The declining resilience since the early 2000s is a warning sign of an irreversible decline, the authors say. While it’s impossible to say exactly when the transition from rainforest to savannah might occur, once that becomes clear, it will be too late to stop.
Timothy M. Lenton, one of the authors of a new study and director: “It’s worth reminding ourselves that if it comes to a tipping point and we commit to losing the Amazon rainforest, then we will. receive critical feedback on global climate change. of the Global Systems Institute at the University of Exeter in the United Kingdom, spoke at a press conference.
We lose about 90 billion tons of carbon dioxide mainly in trees but also in soil (of the Amazon).
If the Amazon were no longer a rainforest, it wouldn’t store as much carbon.
Previous studies based on computer simulations have reached similar conclusions about the ecological point of no return of the Amazon rainforest – but the authors say their study, published in the journal Nature Nature Climate Change on Monday, using real-world observations.

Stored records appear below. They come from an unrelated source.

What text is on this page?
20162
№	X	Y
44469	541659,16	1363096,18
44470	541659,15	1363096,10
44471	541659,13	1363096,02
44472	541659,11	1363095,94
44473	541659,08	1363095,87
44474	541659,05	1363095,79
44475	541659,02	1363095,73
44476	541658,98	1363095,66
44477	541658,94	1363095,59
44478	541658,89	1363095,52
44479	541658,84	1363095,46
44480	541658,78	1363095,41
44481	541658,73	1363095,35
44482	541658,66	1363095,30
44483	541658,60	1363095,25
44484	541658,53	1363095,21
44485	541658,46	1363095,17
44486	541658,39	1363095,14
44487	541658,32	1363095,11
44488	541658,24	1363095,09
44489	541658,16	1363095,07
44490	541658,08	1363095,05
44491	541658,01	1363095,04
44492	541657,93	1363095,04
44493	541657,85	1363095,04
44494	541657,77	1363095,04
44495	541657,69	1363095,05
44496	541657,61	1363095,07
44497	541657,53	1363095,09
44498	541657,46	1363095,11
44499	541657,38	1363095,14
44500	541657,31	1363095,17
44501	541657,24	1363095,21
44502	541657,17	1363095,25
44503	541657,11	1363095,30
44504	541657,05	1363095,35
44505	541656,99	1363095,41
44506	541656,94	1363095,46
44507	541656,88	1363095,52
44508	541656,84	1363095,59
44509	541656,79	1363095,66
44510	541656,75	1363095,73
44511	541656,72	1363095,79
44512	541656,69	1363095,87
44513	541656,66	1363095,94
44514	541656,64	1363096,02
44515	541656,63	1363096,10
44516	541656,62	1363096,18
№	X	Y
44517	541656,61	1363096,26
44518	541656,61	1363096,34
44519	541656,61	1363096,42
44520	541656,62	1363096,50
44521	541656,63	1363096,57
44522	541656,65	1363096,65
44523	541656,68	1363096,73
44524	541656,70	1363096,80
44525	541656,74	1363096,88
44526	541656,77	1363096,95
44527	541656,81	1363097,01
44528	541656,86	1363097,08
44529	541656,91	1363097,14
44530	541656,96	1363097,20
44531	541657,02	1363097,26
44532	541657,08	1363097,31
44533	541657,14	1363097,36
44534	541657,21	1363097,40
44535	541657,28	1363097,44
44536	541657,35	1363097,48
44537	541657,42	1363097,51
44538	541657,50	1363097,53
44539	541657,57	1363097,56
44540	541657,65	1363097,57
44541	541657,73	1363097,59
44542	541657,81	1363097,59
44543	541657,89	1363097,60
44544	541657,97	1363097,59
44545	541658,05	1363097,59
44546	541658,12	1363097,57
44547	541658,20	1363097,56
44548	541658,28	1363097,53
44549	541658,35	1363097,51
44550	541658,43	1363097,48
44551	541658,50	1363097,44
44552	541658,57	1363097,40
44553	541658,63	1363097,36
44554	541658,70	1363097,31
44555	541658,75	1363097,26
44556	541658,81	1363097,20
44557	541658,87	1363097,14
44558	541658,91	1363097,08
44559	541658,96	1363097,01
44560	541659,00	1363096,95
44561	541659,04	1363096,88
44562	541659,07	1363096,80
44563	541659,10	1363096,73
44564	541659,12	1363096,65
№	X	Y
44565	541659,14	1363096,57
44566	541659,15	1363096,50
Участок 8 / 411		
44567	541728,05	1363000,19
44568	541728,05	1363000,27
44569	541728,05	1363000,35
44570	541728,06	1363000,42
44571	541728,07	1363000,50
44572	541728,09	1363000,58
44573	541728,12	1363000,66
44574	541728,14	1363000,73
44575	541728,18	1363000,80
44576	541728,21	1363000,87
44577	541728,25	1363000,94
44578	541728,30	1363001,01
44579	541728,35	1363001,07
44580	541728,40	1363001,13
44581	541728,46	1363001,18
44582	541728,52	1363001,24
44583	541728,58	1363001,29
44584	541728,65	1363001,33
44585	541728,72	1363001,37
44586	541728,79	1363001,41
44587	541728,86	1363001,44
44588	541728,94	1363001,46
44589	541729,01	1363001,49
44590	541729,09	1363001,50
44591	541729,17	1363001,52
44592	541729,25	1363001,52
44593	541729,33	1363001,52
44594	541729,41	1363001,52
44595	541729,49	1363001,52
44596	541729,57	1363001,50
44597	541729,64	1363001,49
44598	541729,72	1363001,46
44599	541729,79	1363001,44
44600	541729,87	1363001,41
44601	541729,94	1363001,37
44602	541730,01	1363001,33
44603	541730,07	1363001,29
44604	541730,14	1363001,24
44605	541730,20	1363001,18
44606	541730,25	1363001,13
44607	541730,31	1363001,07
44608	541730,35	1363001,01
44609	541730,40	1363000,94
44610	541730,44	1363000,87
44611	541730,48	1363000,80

Once we reach the cut-off point, the rainforest can disappear pretty quickly, the authors say. “My hunch, for what it’s worth, (that’s) that could happen in space decades,” Lenton said.
The study found that the loss of resilience was most severe in areas close to human activity as well as areas that received less rainfall. The study also notes that loss of resilience is not equivalent to loss of forest cover – meaning that tropical forests can be so close that they cannot return without obvious identifiable changes. .
Chantelle Burton, a senior climate scientist at the Met Office Hadley Center in the UK. says there is already a question mark about how the Amazon rainforest can cope with the challenges of climate change, changing land use and fires. She says the new study is “really important.”
Burton, who was not involved in the study, told the Center for Science Communication in London.
“Passing a tipping point like this will make it even harder to achieve our goal of Net Zero emissions globally because of the loss of the ‘free service’ provided by the Amazon carbon sink, which is now eliminating some of our emissions.”
Richard Allan, professor of climate science at the University of Reading, said the study was a “comprehensive and rigorous review of the durability of the Amazon forest.”
“It makes for an interesting conclusion that much of Amazon is showing signs that it may be approaching a point of irreversible decline; but because many satellite sensors are used to infer ‘lustfulness’ ‘ of vegetation, we need to be sure those data records are showing correct trends,” Allan was quoted as saying by the SMC statement.
“In any case, it is undeniable that human activities are waging a multi-pronged war of attrition against the natural world, although thankfully in this case the solutions are known. to: ending deforestation while rapidly and massively cutting greenhouse gas emissions.”